Let $d,D$ be positive integers, $p \in [1,\infty)$, $U$ an (non-empty) open subset of $\mathbb{R}^D$, and suppose that $f$ is:
- In the Bochner-Lebesgue space $L^p_{\mu}(\mathcal{B}(\mathbb{R}^d);\mathbb{R}^D)$, where $\mu$ is a Radon measure on $\mathbb{R}^D$ and $\mathcal{B}(\mathbb{R}^d)$ is the Borel $\sigma$-algebra on $\mathbb{R}^d$
- The $\mu$-essential support of $f$ is in $U$.

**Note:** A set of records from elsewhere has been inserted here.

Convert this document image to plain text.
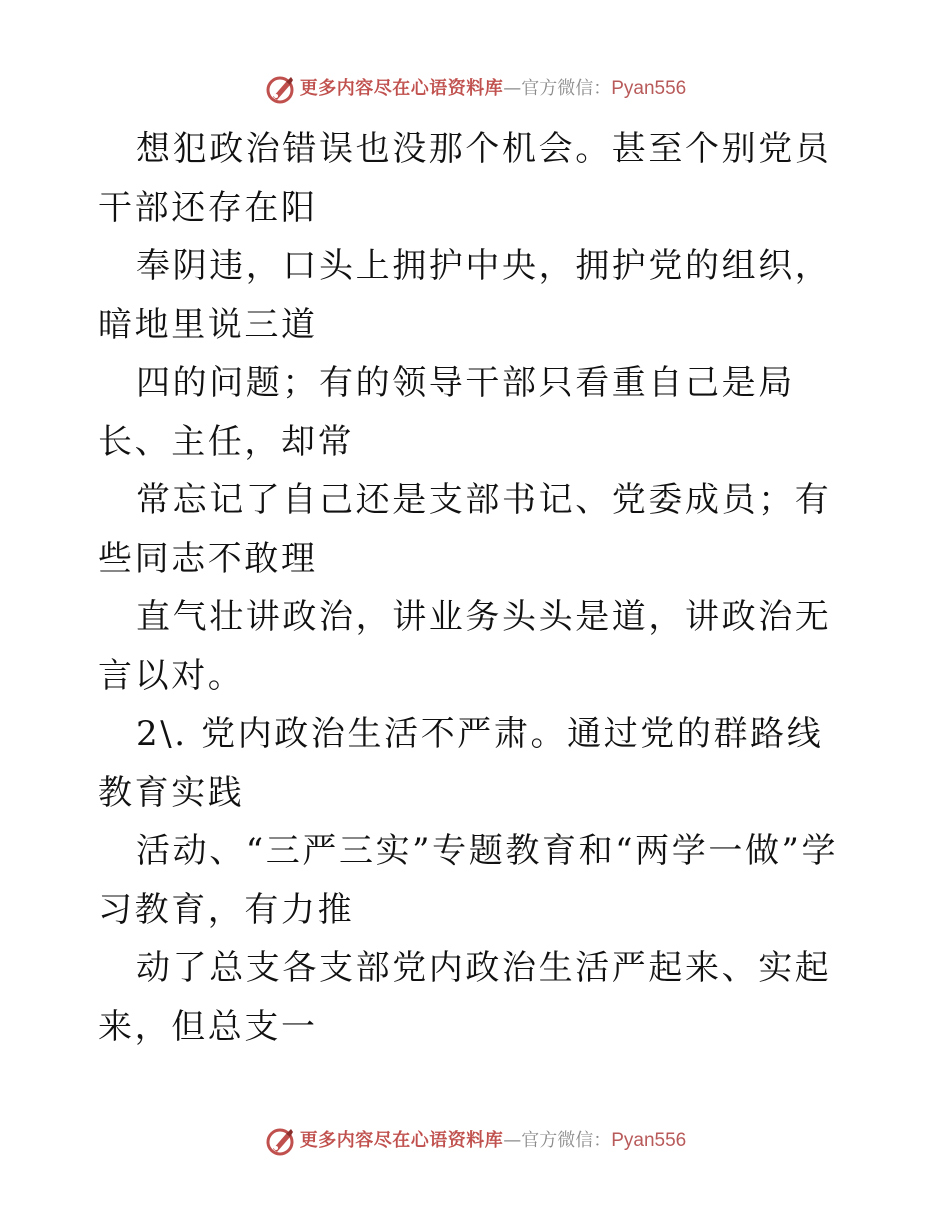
更多内容尽在心语资料库 — 官方微信： Pyan556

想犯政治错误也没那个机会。甚至个别党员干部还存在阳

奉阴违，口头上拥护中央，拥护党的组织，暗地里说三道

四的问题；有的领导干部只看重自己是局长、主任，却常

常忘记了自己还是支部书记、党委成员；有些同志不敢理

直气壮讲政治，讲业务头头是道，讲政治无言以对。

2\. 党内政治生活不严肃。通过党的群路线教育实践

活动、“三严三实”专题教育和“两学一做”学习教育，有力推

动了总支各支部党内政治生活严起来、实起来，但总支一

更多内容尽在心语资料库 — 官方微信： Pyan556
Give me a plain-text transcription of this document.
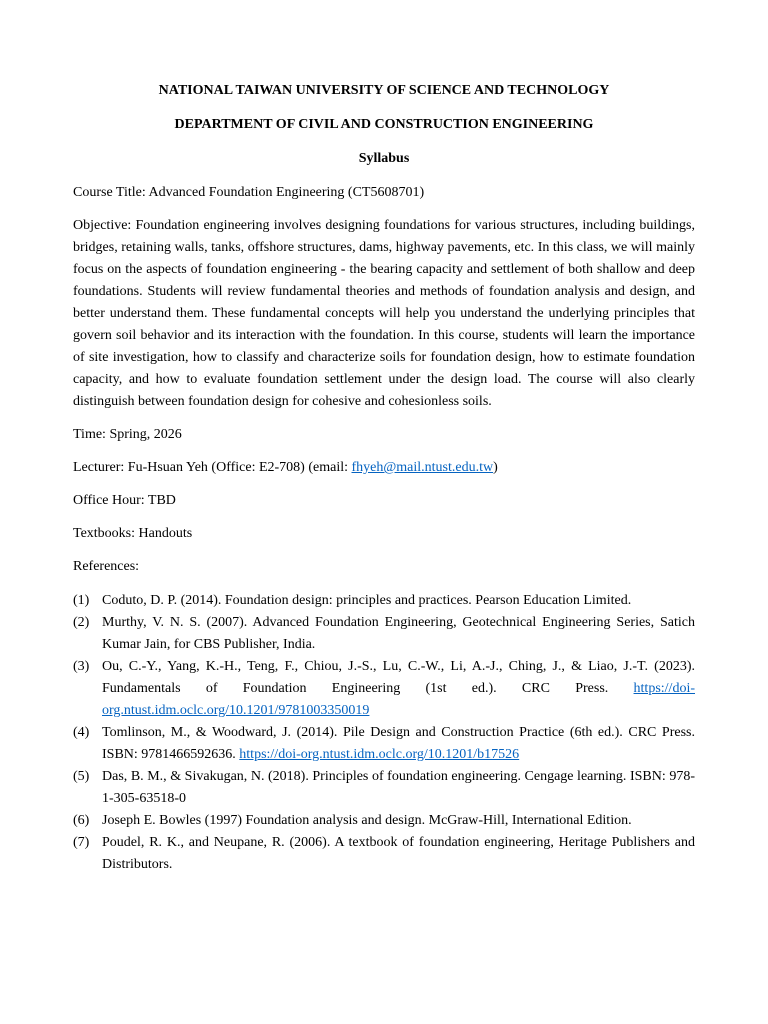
NATIONAL TAIWAN UNIVERSITY OF SCIENCE AND TECHNOLOGY

DEPARTMENT OF CIVIL AND CONSTRUCTION ENGINEERING

Syllabus

Course Title: Advanced Foundation Engineering (CT5608701)

Objective: Foundation engineering involves designing foundations for various structures, including buildings, bridges, retaining walls, tanks, offshore structures, dams, highway pavements, etc. In this class, we will mainly focus on the aspects of foundation engineering - the bearing capacity and settlement of both shallow and deep foundations. Students will review fundamental theories and methods of foundation analysis and design, and better understand them. These fundamental concepts will help you understand the underlying principles that govern soil behavior and its interaction with the foundation. In this course, students will learn the importance of site investigation, how to classify and characterize soils for foundation design, how to estimate foundation capacity, and how to evaluate foundation settlement under the design load. The course will also clearly distinguish between foundation design for cohesive and cohesionless soils.

Time: Spring, 2026

Lecturer: Fu-Hsuan Yeh (Office: E2-708) (email: fhyeh@mail.ntust.edu.tw)

Office Hour: TBD

Textbooks: Handouts

References:

(1) Coduto, D. P. (2014). Foundation design: principles and practices. Pearson Education Limited.
(2) Murthy, V. N. S. (2007). Advanced Foundation Engineering, Geotechnical Engineering Series, Satich Kumar Jain, for CBS Publisher, India.
(3) Ou, C.-Y., Yang, K.-H., Teng, F., Chiou, J.-S., Lu, C.-W., Li, A.-J., Ching, J., & Liao, J.-T. (2023). Fundamentals of Foundation Engineering (1st ed.). CRC Press. https://doi-org.ntust.idm.oclc.org/10.1201/9781003350019
(4) Tomlinson, M., & Woodward, J. (2014). Pile Design and Construction Practice (6th ed.). CRC Press. ISBN: 9781466592636. https://doi-org.ntust.idm.oclc.org/10.1201/b17526
(5) Das, B. M., & Sivakugan, N. (2018). Principles of foundation engineering. Cengage learning. ISBN: 978-1-305-63518-0
(6) Joseph E. Bowles (1997) Foundation analysis and design. McGraw-Hill, International Edition.
(7) Poudel, R. K., and Neupane, R. (2006). A textbook of foundation engineering, Heritage Publishers and Distributors.
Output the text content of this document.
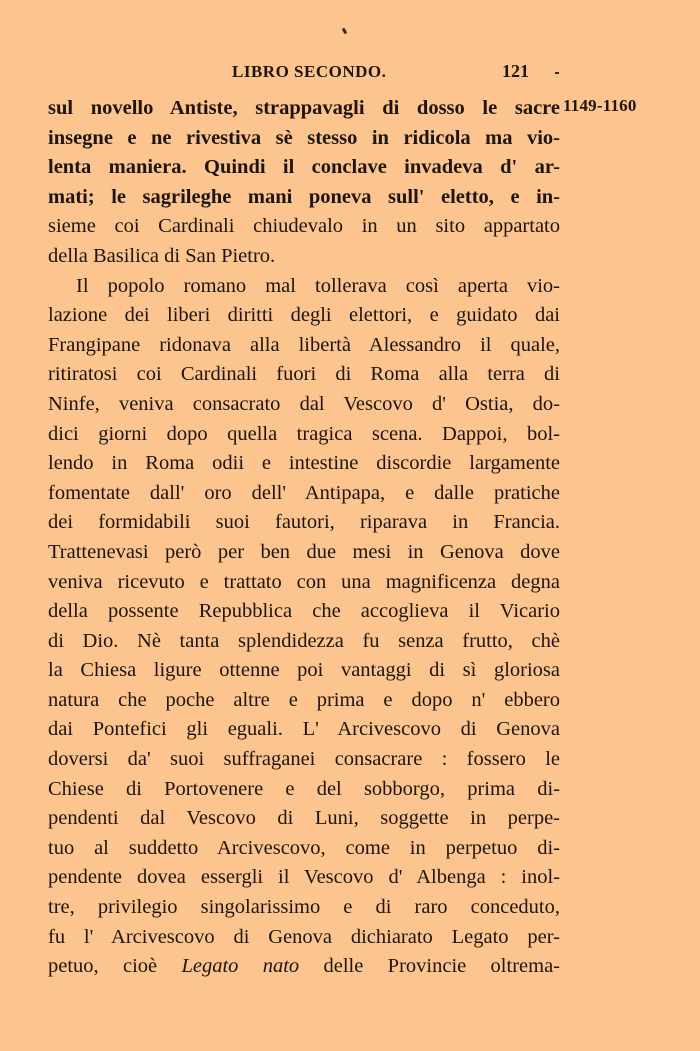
LIBRO SECONDO.	121
1149-1160
sul novello Antiste, strappavagli di dosso le sacre
insegne e ne rivestiva sè stesso in ridicola ma vio-
lenta maniera. Quindi il conclave invadeva d' ar-
mati; le sagrileghe mani poneva sull' eletto, e in-
sieme coi Cardinali chiudevalo in un sito appartato
della Basilica di San Pietro.
Il popolo romano mal tollerava così aperta vio-
lazione dei liberi diritti degli elettori, e guidato dai
Frangipane ridonava alla libertà Alessandro il quale,
ritiratosi coi Cardinali fuori di Roma alla terra di
Ninfe, veniva consacrato dal Vescovo d' Ostia, do-
dici giorni dopo quella tragica scena. Dappoi, bol-
lendo in Roma odii e intestine discordie largamente
fomentate dall' oro dell' Antipapa, e dalle pratiche
dei formidabili suoi fautori, riparava in Francia.
Trattenevasi però per ben due mesi in Genova dove
veniva ricevuto e trattato con una magnificenza degna
della possente Repubblica che accoglieva il Vicario
di Dio. Nè tanta splendidezza fu senza frutto, chè
la Chiesa ligure ottenne poi vantaggi di sì gloriosa
natura che poche altre e prima e dopo n' ebbero
dai Pontefici gli eguali. L' Arcivescovo di Genova
doversi da' suoi suffraganei consacrare : fossero le
Chiese di Portovenere e del sobborgo, prima di-
pendenti dal Vescovo di Luni, soggette in perpe-
tuo al suddetto Arcivescovo, come in perpetuo di-
pendente dovea essergli il Vescovo d' Albenga : inol-
tre, privilegio singolarissimo e di raro conceduto,
fu l' Arcivescovo di Genova dichiarato Legato per-
petuo, cioè Legato nato delle Provincie oltrema-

Let $\phi$ be an auto-diffeomorphism of $U$. Is it true that $$ f \in L^p_{\mu}(\mathcal{B}(\mathbb{R}^d);\mathbb{R}^D) \Leftrightarrow \phi\circ f L^p_{\mu}(\mathcal{B}(\mathbb{R}^d);\mathbb{R}^D)? $$ Thoughts/Comments:
- The answer can be worked out in the case of pre-composition by a change of variables formula, but what about this case?
- I know if $\phi$ is linear and $U$ is the entire space, then the answer is yes by one of the basic properties of the Bochner integral (see here for example). However, it's not clear to me in general.